Product of Sobolev functions in 1D

Question

Let $\sigma \in {W}^{1,\gamma}(0,\infty)$ $(\gamma\geq 1$) and $\phi \in {W}^{1,p}(0,\infty)$ $(p\geq 1$).

I am wondering if $\sigma\phi \in {W}^{1,p}(0,\infty)$ $(1 \leq p <\gamma$)?

Thanks for helps.

Answer 1

You need a Theorem to claim that the function $\sigma\phi$ is at least integrable.

The Hölder's inequality is very useful for this general functions. If $\gamma,p\in[1,\infty]$ and $1/\gamma+1/p=1$, then $\sigma\phi\in L^1(0,\infty)$.

With general functions $\sigma$ and $\phi$ you can't claim that $\sigma\phi\in L^p(0,\infty)$ and this is neccessary for $\sigma\phi\in W^{1,p}(0,\infty)$.

So if $\gamma$ and $p$ verify $1/\gamma+1/p=1$, you can affirm that $\sigma\phi\in W^{1,1}(0,\infty)$.

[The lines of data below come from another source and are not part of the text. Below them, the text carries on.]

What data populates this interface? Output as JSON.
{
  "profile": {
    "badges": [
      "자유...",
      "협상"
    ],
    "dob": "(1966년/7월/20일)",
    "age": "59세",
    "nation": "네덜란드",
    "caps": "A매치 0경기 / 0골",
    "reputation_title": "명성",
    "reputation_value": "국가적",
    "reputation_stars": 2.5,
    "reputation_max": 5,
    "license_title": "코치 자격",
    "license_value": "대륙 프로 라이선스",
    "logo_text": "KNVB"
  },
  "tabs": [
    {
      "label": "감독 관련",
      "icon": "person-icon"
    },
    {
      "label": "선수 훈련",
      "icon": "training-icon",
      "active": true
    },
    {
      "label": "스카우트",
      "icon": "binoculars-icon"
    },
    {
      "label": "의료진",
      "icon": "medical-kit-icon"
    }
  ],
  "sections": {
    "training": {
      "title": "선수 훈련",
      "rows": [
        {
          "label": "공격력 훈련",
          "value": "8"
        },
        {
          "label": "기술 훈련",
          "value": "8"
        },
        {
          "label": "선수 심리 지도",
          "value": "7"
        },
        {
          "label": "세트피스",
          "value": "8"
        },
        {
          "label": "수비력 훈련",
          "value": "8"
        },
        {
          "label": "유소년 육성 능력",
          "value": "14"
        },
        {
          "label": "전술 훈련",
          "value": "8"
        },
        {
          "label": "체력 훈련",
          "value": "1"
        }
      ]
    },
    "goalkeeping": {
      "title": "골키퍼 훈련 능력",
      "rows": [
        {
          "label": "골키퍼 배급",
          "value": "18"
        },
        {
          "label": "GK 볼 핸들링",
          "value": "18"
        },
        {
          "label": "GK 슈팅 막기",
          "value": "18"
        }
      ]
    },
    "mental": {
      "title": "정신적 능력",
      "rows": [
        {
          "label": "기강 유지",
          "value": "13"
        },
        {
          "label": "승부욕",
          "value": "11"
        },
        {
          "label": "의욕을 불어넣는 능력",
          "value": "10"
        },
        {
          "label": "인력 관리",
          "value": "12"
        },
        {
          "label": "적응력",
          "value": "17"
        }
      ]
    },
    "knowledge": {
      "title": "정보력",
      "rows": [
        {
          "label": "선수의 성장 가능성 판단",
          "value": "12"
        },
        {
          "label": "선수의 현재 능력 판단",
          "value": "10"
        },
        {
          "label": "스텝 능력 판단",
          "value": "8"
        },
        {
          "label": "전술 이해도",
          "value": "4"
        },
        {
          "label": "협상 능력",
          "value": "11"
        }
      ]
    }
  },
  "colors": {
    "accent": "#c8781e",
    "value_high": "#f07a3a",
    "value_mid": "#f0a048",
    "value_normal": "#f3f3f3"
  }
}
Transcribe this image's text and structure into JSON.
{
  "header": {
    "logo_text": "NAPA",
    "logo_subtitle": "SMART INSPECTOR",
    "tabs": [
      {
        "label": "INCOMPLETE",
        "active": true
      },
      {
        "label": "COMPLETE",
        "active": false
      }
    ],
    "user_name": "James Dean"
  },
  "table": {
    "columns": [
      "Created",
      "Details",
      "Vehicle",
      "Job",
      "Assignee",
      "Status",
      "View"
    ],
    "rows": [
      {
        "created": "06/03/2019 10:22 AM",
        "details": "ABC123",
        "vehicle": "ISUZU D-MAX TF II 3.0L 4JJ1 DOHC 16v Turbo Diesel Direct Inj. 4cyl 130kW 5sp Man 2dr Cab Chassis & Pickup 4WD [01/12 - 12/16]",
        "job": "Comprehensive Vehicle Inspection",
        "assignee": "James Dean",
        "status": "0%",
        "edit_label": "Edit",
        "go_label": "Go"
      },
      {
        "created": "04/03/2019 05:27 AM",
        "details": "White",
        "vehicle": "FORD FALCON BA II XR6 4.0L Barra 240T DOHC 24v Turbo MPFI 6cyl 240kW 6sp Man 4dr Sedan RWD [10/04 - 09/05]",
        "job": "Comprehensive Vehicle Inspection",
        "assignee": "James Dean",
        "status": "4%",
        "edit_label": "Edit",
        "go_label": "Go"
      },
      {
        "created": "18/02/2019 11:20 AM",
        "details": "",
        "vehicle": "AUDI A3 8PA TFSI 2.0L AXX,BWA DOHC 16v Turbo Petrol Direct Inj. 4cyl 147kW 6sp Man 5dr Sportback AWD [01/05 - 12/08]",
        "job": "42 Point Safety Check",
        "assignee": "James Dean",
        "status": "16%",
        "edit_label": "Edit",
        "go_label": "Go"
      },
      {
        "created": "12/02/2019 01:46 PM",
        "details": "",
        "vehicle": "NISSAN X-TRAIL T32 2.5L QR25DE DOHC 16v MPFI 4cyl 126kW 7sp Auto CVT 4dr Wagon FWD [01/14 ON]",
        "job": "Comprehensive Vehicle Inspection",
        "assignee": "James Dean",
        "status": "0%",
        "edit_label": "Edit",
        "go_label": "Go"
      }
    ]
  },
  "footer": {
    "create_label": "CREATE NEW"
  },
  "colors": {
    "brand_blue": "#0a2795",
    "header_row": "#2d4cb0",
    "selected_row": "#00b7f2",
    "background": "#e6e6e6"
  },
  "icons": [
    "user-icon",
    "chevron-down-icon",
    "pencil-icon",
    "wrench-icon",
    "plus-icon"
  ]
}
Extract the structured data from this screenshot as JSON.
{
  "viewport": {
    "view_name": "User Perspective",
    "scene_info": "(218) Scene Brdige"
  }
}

We assume $1/\gamma+1/p=1$, let's see that the derivate $(\sigma\phi)'$ is integrable. $$ (\sigma\phi)'=\sigma '\phi+\sigma\phi' $$ Because $\sigma\in W^{1,\gamma}$ and $\phi\in W^{1,p}$, then $\sigma,\sigma'\in L^\gamma$ and $\phi,\phi'\in L^p$. Using the Hölder inequality: $\sigma '\phi\in L^1$ and $\sigma\phi'\in L^1$. Because the sum of two functions in $L^1$ is in $L^1$ then $(\sigma\phi)'\in L^1$.

So you can assure that $\sigma\phi\in W^{1,p}(0,\infty)$ when $1/\gamma+1/p=1$. In a general situation you can say nothing.